Closed samhh closed 2 years ago

samhh commented 2 years ago

In plurals. Related to #79 in that # is generally buggy.

Given:

{
  "f": {
    "message": "{n, plural, =42 {#}}"
  }
}

Expected (see input type):

export const f: (x: { n: 42 }) => string = x => `${(() => { switch (x.n) { case 42: return `${new Intl.NumberFormat('en-XA').format(x.n)}`; } })()}`

Actual:

export const f: (x: { n: number & 42 }) => string = x => `${(() => { switch (x.n) { case 42: return `${new Intl.NumberFormat('en-XA').format(x.n)}`; } })()}`
samhh commented 2 years ago

At present the parser and ICU types are ignorant of the prospect of unionisation and it's handled later on in the compilers. On the other hand, # support is handled via the parser, where it's given a Number type. This mismatch is at the heart of this bug.

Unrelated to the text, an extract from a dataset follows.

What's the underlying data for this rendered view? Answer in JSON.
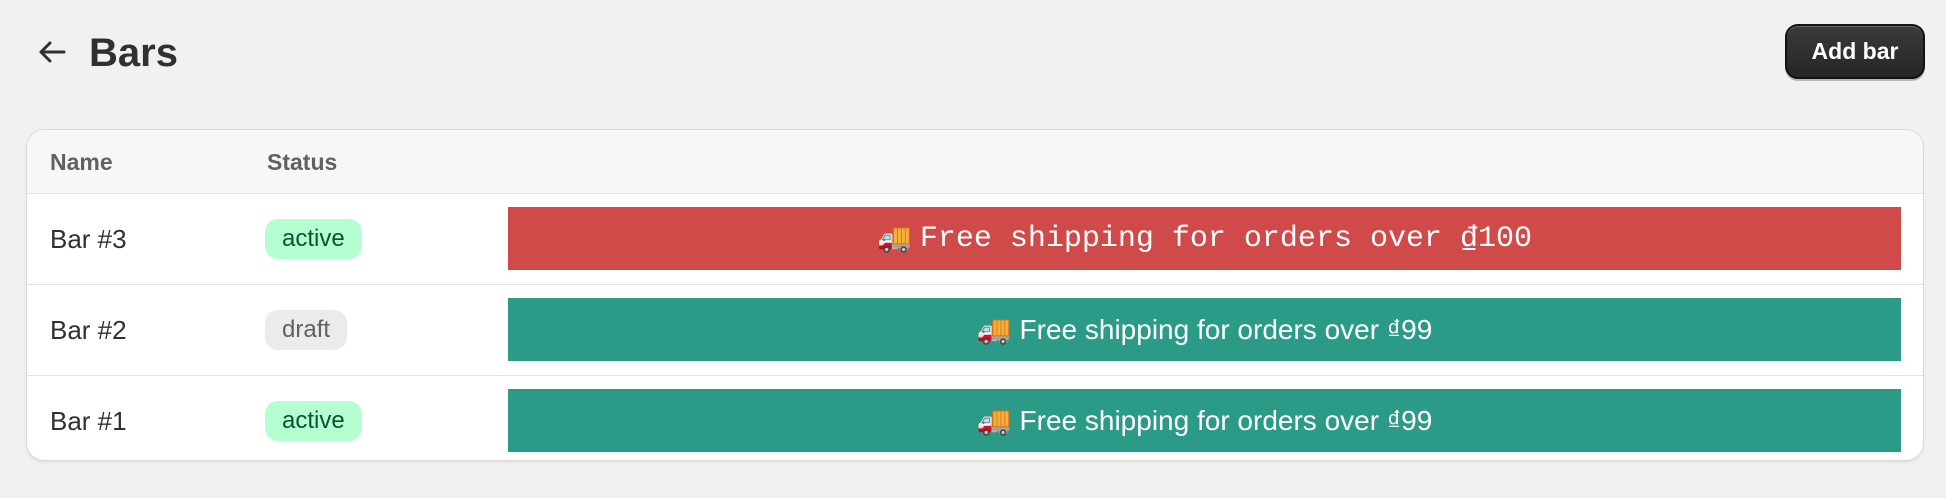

To my mind it probably makes sense to add a new ICU type to represent #, have it hold a reference to the name of the relevant plural arg, and have compilers take care of deciding what that means. Alternatively it could instead hold a copy of the full Arg, and we could just compile down the type like usual in the TypeScript compiler. :thinking:

samhh commented 2 years ago

The above suggestion might not work because n in {n, plural, =42 {#}} isn't fully resolved yet by the time we reach #. There's no resolved value to reference and trying to recursively resolve it will never halt.

It still needs some sort of type-level distinction but it doesn't need to affect the output aside from the runtime variable reference - a # reference to n should act as a no-op on n in terms of its computed type anyway.